5 Challenges in Big Data Analytics to Watch Out For
Big data can be an invaluable resource for businesses, but many don't consider the challenges that are involved in implementing and analyzing it.
Although data collection and analysis have been around for decades, in recent years big data analytics has taken the business world by storm. However, it does come with certain limitations. In this article, we will talk about the challenges in big data analytics companies are going to face in the near future.
As the name suggests, big data is huge in terms of volume and business complexity. It comes in various formats, such as structured data, semi-structured data and unstructured data, and from a wide array of data sources. Big data analytics is useful for quick, actionable insight. Since big data analysis is based upon various parameters and dimensions, it does come with certain challenges, including:
- Handling a large volume of data in a limited time
- Cleaning data and formatting it in order to get the desired meaningful output
- Representing the data in a visual format
- Making the application scalable
- Selecting proper technology/tools for analysis
Handling an Enormous Volume of Data in Less Time
Handling a large volume of data in a limited time is a significant challenge, given the fact that over 2.5 quintillion bytes of data are created on a daily basis. On top that, we can’t even name all of the various sources from which the data is being created — the data sources can be sensors, social media, transaction-based data, cellular data or any other of a myriad of sources.
In order to make critical business decisions effectively, we need to have a strong IT infrastructure which should be capable of reading the data faster and delivering real-time insights. So, we see that the challenge is how to extract the insight of the data from an enormous volume in a cost- and time-effective manner.
If we talk about handling complex data, the first big data tool which comes to mind is Apache Hadoop. In Hadoop we have MapReduce, which has the ability to split the application into smaller fragments. Every single fragment is then executed on a single node inside a cluster. Hadoop has many handy features and is widely used, but we can’t ignore the fact that organizations need a concrete solution which should be able to handle an array of both structured and unstructured data while allowing minimal downtime. On top of these, Hadoop has some additional challenges, including:
- Challenges related to data management
- Challenges related to job scheduling
- Challenges related to resource sharing
- Challenges related to cluster management
IBM InfoSphere BigInsights, which is built based on top of Hadoop, has the ability to meet these critical business requirements. At the same time it also has the ability to maintain compatibility.

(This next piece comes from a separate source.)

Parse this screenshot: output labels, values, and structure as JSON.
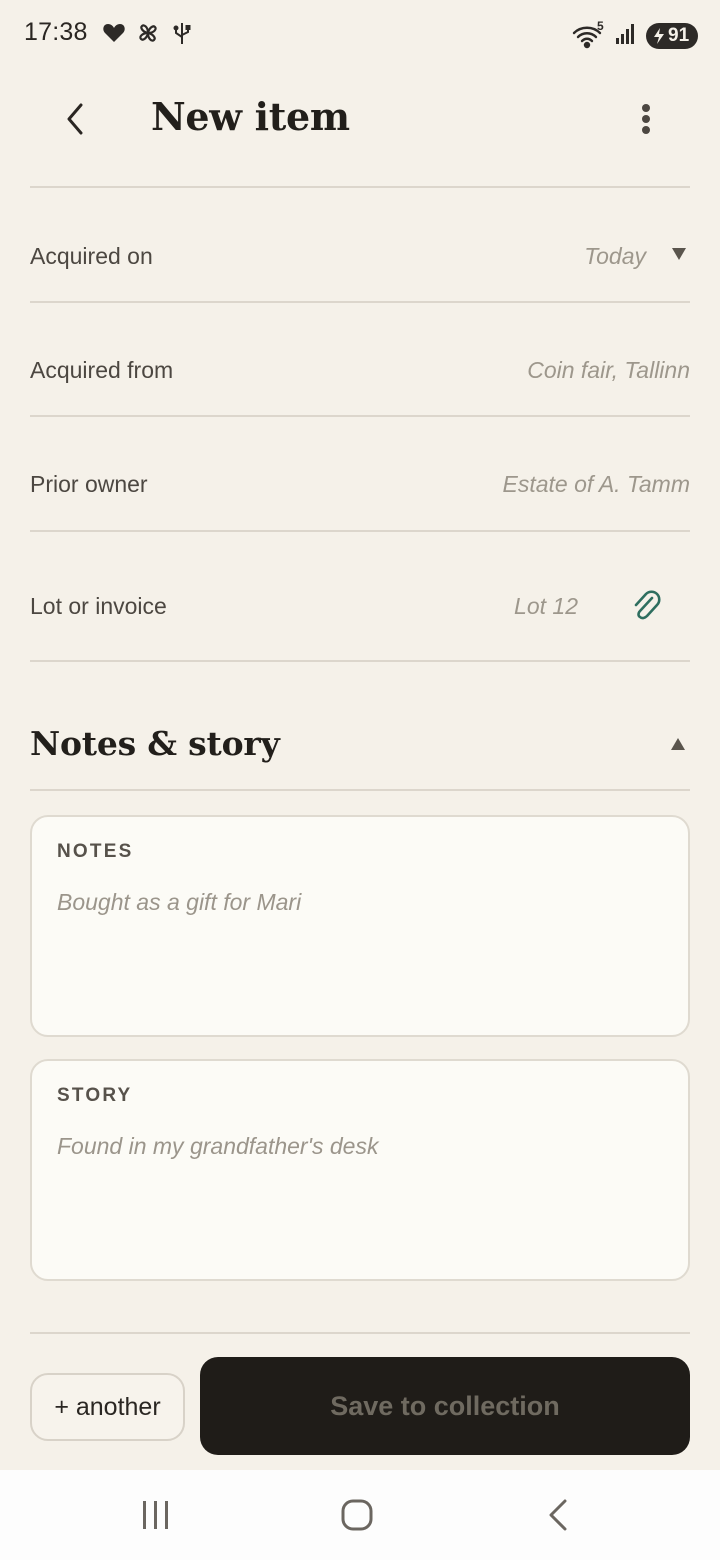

Cleaning and Formatting Data to Get Meaningful Output
Data cleaning is an integral part of data analysis. In fact, it is a more time-consuming task to clean the data than to perform any statistical analysis on it. While doing a statistical data analysis, data has to pass through the following five steps:
Figure 1: Data cleaning and analysis steps
In the above figure we can see an overview of data analysis stages. Each of the boxes represents one stage through which the data passes. The first three steps fall under the data-cleaning mechanism, while the last two are part of data analysis.
- Raw data — This is the data as it comes in. In this state there could be three potential problems:
- Technically correct data — Once the raw data is modified to get rid of the above listed discrepancies, it is said to be "technically correct data."
- Consistent data — In this stage, data is ready to be exposed to any sort of statistical analysis, and can be used as a starting point for analysis.
- Statistical results and output — After getting statistical results, they can be stored for reuse. These results can also be formatted so that they can be used for publishing various kinds of reports.
Visual Representation of Data
Representing the data in a well-structured format which is readable and understandable to the audience is vitally important. Handling the unstructured data and then representing it in a visual format can be a challenging job which organizations implementing big data are going to face in the near future. To cater to this need, different types of graphs or tables can be used to represent the data.
Application Should be Scalable
Given the increasing volume of data day by day, the biggest challenge organizations are going to face is the scalability factor. In order to have a scalable application, we foresee the following challenges while collecting the data:
- Data services are deployed on multiple technological stacks:
- Apache/PHP for the front end
- Use of programming languages (like Java or Scala) to interact with the database or the front end
As there are multiple layers (consisting of different technology stacks) between the database and the front end, traversal of data takes time. So when the application tries to scale up, performance goes down. As a solution, the architecture and the technology stack should be designed properly to avoid performance issues and increase scalability.
There should be minimal latency in the production data services. When an application scales up, the response time to each request is one of the major issues. As the volume of data increases, the latency problem has to be handled properly by implementing best practices in the data service area.
Selection of Appropriate Tools or Technology for Data Analysis
Regardless of the approach we take to collect and store the data, if we don’t have an appropriate tool for analysis, it is of no use to have these things in place. We need to take extra care while selecting tools for data analysis. Once we finalize the tools, we can't easily switch to another. Therefore, while selecting tools for analysis, we should consider the following:
- Volume of data
- Volume of transaction
- Legacy data management and applications
The challenges mentioned here can be easily predicted, but who knows what other, unforeseen challenges may lie ahead? When working with big data, it's a good idea to anticipate challenges and try to plan for any issues that may arise.